A sign warning people not to swim in the creek due to contamination. (Nick Murray/News Staff)

Reay Creek clean-up to begin near Victoria International Airport

Remediation of Class 1 contamination site to last approximately two months

The remediation of Reay Creek is set to begin this month after Alberta’s Tervita Corp. won the contract to clean-up the Class 1 contamination site.

The creek was first officially registered as contaminated in 2015, during an inspection that indicated high levels of metals, including cadmium, zinc, chromium and lead. It was later given a Class 1 contamination rating and a process was set in motion to conclude with its remediation.

RELATED: Sidney’s Reay Creek pond rated class 1 contamination site

Monday, the Government of Canada awarded Tervita Corp. a $504,000 contract to restore the environmental health of Reay Creek’s bed by removing concentrations of metals in the creek’s muddy sediment. Work will begin this month on a portion of the creek on land owned by Transport Canada and is expected to finish in October. The clean-up involves diverting the creek, excavating contaminated sediment, and transporting the sediment to an approved facility for disposal.

The creek bed is partly on Victoria International Airport land and came to be polluted due to decades of run-off and contamination from heavy industry operating nearby. The part of the creek on airport land will now be backfilled with clean material.

RELATED: Reay Creek pond remediation delayed to limit impacts on wildlife

Environmental monitoring will be conducted throughout the project to ensure that the terms of the contract are adhered to and to ensure the safety of the local community and environment.

Fish health has been damaged by the pollution and the high concentrations of metals, that don’t break down, threaten the creek’s ecosystem and food web.

ALSO READ: Salmon restoration and new viewing platforms planned for Colquitz River

Jonathan Wilkinson, Minister of Fisheries, Oceans and the Canadian Coast Guard, said protecting fish and fish habitats is a top priority for the government.

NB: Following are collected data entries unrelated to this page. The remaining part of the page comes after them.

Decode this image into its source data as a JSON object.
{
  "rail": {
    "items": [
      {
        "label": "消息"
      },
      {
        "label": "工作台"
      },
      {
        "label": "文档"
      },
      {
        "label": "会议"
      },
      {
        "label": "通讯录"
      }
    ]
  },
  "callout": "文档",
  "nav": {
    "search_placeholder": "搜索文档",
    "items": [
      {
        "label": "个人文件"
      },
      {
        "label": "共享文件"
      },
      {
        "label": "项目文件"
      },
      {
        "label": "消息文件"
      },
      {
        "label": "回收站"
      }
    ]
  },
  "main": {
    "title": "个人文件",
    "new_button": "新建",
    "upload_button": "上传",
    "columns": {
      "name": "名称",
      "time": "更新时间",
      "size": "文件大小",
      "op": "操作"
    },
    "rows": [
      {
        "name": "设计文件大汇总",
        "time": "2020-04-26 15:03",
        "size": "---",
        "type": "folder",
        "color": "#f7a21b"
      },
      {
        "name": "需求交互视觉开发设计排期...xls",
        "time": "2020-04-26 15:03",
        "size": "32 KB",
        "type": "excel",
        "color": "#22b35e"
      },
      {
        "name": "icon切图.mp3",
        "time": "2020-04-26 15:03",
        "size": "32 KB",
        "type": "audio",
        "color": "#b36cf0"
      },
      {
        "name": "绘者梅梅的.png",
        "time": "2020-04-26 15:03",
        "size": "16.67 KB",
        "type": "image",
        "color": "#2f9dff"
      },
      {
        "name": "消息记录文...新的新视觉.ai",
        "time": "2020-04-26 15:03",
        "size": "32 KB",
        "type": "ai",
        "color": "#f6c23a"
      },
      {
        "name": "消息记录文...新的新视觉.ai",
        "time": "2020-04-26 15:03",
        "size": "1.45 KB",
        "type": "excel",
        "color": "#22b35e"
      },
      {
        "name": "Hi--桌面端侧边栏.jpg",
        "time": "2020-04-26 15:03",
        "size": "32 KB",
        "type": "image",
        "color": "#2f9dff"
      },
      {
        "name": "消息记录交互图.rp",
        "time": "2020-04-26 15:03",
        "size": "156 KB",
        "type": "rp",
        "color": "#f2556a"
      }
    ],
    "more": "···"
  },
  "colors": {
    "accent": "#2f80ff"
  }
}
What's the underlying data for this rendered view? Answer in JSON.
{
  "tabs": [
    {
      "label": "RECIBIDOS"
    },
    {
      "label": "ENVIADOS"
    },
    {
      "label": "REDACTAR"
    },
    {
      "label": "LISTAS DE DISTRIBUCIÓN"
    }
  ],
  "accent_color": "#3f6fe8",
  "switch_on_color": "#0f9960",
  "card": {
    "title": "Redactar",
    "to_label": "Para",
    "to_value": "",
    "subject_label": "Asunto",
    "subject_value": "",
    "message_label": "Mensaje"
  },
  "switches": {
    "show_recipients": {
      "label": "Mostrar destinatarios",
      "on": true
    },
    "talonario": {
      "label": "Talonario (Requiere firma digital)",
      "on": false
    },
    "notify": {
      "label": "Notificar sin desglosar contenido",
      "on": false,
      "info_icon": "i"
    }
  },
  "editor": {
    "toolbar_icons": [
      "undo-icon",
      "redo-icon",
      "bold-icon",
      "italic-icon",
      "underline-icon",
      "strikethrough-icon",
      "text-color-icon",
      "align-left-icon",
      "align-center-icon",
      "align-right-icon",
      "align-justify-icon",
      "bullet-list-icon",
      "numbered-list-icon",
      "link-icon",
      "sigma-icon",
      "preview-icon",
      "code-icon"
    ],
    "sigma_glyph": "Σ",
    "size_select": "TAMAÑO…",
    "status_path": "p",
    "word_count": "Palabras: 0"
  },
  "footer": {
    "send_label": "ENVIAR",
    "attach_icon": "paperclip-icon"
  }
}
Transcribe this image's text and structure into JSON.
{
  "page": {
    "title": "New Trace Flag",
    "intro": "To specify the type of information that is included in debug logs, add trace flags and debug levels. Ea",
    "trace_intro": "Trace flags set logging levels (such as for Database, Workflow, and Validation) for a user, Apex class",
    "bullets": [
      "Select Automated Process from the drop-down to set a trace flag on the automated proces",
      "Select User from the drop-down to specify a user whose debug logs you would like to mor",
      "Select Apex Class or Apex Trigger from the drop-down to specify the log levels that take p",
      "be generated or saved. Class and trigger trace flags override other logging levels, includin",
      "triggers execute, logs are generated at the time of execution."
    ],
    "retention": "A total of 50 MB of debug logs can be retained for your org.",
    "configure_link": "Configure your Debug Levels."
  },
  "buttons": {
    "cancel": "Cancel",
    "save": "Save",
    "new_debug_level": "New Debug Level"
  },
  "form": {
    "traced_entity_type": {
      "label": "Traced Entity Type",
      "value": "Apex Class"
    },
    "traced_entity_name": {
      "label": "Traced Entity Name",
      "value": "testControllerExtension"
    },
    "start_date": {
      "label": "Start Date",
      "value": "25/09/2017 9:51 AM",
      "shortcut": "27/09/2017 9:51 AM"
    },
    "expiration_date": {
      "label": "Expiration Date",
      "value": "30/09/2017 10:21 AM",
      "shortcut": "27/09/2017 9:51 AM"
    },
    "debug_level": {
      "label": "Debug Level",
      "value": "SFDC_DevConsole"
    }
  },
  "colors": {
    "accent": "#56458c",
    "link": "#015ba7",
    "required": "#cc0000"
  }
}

“This new project will remove approximately 900 tonnes of contaminated sediments from portions of Reay Creek located on airport lands. That’s roughly equivalent to the weight of 550 cars. This will go a long way to restore the health of Reay Creek and protect trout and wild Pacific salmon that use this creek as a migration pathway.”

The Reay Creek Remediation Project is funded through Canada’s Federal Contaminated Sites Action Plan, which earmarks funding for the assessment and remediation of federal contaminated sites.